Can one make a ball rotate around a vertical axis using only a combination of horizontal axis rotations?

Question

This is a nice problem that I would like to share.

Problem: In a public garden, there a statue consisting of a spherical stone and a stone cup. The ball is 1 meter in diameter and weighs at least a ton. The cup is an upside-down hemispherical shell, and the ball sits in this shell and fits it almost exactly. Water is pumped into the bottom of shell so that a thin film exists between shell and the ball. The result is a ball that is free to rotate with negligible friction.

You only have access to the ball near the top, so while you can push it to make it turn around any horizontal axis, you can't get enough of a grip to make it turn around the vertical axis. Can you impart a net angular momentum around the vertical axis anyway, so that the balls spins around the vertical axis?

Source: Vector Calculus, Linear Algebra, and Differential Forms by Hubbard and Hubbard.

Answer 1

It appears that both existing answers refer to the cumulative effect of rotations on the orientation of the ball and not to the total angular momentum achieved.

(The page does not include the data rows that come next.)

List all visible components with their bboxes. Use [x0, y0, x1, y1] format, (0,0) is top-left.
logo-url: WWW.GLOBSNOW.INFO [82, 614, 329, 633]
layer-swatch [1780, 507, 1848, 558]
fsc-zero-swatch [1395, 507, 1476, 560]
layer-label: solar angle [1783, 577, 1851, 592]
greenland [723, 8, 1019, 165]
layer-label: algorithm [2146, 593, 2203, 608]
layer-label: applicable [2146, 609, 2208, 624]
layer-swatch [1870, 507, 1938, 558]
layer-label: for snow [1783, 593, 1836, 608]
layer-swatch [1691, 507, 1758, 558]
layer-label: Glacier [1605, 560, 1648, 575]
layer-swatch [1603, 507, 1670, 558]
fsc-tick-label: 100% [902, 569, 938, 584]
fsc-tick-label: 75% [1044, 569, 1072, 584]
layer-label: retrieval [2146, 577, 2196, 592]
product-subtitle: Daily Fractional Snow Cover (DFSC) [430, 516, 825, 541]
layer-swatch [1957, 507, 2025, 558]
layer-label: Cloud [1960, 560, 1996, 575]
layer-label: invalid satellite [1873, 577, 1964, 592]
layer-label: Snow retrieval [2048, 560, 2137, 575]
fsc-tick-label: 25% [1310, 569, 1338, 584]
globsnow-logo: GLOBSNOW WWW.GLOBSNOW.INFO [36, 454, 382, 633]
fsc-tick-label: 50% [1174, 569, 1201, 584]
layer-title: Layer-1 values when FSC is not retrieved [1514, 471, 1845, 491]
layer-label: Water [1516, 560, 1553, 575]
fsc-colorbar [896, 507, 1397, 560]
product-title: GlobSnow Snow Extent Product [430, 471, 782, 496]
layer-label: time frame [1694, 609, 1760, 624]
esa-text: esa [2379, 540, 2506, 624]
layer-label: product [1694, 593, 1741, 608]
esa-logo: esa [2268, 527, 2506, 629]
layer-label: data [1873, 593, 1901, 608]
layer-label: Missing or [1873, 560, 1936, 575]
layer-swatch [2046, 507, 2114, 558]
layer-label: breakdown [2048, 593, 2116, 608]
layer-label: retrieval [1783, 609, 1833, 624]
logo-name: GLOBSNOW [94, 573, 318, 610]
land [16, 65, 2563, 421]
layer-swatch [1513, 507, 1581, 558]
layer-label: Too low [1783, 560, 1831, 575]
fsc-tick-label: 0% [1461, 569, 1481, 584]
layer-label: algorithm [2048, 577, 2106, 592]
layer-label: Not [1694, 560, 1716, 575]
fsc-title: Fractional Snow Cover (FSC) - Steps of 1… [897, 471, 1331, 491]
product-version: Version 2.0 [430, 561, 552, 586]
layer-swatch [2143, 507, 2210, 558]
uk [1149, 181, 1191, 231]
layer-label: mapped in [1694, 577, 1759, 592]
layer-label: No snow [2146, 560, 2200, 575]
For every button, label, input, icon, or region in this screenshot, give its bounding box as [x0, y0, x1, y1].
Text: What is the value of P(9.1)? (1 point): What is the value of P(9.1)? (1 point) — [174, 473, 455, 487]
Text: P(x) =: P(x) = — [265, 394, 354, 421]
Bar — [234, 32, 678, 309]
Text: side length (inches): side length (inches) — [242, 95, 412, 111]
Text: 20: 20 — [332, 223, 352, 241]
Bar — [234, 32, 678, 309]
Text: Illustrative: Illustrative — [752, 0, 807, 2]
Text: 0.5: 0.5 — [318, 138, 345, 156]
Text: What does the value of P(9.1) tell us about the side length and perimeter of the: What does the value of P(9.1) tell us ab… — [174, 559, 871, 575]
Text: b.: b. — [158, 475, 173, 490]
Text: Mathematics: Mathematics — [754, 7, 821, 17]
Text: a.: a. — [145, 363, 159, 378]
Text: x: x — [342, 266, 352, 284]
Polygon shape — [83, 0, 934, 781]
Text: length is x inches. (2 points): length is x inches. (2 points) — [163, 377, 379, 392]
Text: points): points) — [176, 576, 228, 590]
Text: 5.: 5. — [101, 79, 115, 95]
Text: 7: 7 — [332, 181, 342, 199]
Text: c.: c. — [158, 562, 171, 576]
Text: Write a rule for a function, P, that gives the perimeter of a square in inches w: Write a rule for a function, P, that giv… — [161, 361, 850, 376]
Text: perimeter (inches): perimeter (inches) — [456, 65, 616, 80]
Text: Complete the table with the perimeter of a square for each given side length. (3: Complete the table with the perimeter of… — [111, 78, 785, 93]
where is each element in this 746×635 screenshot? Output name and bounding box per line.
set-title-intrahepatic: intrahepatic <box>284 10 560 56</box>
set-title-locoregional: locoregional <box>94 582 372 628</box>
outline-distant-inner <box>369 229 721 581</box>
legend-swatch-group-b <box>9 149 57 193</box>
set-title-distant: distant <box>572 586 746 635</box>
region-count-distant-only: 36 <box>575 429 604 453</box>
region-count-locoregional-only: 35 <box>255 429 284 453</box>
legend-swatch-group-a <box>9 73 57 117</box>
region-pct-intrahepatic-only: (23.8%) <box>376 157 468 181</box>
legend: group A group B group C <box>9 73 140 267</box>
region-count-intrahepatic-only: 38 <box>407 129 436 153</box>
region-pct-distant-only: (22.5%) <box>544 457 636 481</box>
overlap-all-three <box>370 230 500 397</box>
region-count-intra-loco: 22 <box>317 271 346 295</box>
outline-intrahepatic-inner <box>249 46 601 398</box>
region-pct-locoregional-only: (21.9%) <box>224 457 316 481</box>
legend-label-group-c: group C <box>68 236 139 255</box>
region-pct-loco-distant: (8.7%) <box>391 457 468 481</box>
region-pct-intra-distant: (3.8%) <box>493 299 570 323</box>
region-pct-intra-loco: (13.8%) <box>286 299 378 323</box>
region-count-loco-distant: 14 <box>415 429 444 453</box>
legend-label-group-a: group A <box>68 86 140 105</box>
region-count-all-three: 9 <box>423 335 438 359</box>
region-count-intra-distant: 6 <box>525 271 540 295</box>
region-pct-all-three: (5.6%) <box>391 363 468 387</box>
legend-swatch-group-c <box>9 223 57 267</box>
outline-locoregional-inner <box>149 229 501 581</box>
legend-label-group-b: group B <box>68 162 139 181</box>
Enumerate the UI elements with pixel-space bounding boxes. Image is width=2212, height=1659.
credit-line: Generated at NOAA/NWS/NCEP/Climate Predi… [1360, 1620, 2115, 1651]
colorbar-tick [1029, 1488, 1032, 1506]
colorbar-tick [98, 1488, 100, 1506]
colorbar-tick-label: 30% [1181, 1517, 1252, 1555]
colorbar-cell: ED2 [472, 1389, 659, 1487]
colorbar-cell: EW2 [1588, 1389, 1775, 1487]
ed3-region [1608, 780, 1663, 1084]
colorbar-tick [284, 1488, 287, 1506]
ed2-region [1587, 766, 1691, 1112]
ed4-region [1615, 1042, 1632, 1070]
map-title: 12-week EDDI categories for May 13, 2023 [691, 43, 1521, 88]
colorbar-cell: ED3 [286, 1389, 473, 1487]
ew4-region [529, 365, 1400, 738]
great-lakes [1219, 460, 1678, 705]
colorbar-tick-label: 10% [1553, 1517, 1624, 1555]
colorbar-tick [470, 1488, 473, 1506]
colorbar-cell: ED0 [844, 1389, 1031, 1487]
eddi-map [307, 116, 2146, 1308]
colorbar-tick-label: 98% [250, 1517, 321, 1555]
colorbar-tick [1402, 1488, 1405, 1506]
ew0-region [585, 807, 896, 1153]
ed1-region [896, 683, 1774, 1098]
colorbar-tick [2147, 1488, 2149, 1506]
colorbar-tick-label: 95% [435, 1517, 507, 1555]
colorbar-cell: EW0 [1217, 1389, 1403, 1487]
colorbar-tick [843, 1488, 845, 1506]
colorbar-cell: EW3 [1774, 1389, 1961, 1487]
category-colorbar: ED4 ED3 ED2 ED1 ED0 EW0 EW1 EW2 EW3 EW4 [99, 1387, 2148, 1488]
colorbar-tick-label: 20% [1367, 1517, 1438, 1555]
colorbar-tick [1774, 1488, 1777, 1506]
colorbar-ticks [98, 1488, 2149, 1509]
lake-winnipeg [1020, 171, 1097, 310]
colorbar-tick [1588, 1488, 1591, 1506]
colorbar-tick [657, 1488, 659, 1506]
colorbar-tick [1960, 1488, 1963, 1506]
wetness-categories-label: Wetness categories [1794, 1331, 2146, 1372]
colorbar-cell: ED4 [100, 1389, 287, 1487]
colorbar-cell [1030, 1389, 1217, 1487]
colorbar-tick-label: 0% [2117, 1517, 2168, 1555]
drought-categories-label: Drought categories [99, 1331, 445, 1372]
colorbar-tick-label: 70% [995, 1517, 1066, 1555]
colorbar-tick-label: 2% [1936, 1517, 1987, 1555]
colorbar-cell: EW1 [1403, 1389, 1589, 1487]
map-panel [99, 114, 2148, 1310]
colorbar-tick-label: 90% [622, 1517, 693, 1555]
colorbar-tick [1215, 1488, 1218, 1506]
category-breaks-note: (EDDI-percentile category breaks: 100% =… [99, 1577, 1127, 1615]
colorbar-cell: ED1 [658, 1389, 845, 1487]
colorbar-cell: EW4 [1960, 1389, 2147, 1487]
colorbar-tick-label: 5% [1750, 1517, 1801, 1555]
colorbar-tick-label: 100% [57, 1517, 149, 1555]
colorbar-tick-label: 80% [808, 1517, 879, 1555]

As has been pointed out in comments, it's impossible to achieve vertical angular momentum by pushing around a horizontal axis. This is because pushing around a horizontal axis applies a torque around that axis, and torque is the time derivative of angular momentum, so by applying torque directed along a horizontal axis you can never give the angular momentum a vertical component.

However, taking the part about "access to the ball near the top" literally and the part about only horizontal axes less literally: If you can push near the top around axes that are almost but not quite horizontal, you can pick two opposite points near the top, symmetric with respect to the top, and alternatingly push at them, say, clockwise; that will generate torques whose horizontal components cancel and whose vertical components add up, so you can build up vertical angular momentum over time.

Answer 2

Consider rotation algebra generated by matrices $L_x,L_y,L_z$

$L_\alpha$ generates rotation about $\alpha$ axis. i.e. for any real number $a$, $exp(aL_\alpha)$ is rotation about $\alpha$ axis by some amount proportional to $a$.

Also we have relations $[L_x,L_y]=L_z$ and two other obtained by permuting $x,y,z$.

Now choose a real number $a$ and try following combination of rotations :

$exp(-aL_x)exp(-aL_y)exp(aL_x)exp(aL_y)$

there is a famous theorem (though I don't remember its name:) which can be used to compute products of matrix exponentials. It says $exp(A)exp(B)=exp(A+B+[A,B]/2+...)$ for square matrices $A$ and $B$ ("..." means higher order commutators)

Using this you find that above combination is proportional to $exp(a^2L_z + ..)$ (here ".." means terms which contain 3rd or higher powers of $a$)

So keeping $a$ small enough you can get a rotation about $z$ axis.

Answer 3

You don't even need infinitesimal rotations. An easy proof is with quaternions: the quaternion representation of a rotation around the $z$ axis is $a+bk$ for real $a,b$. Then $$k=\frac{1+i}{\sqrt 2}\cdot j\cdot \frac{1-i}{\sqrt 2}$$ $$a+bk=\frac{1+i}{\sqrt 2}\cdot (a+bj)\cdot \frac{1-i}{\sqrt 2}$$ So you just need to rotate by $-\pi/2$ around the $x$ axis, by $\theta$ around the $y$ axis, and by $\pi/2$ around the $x$ axis.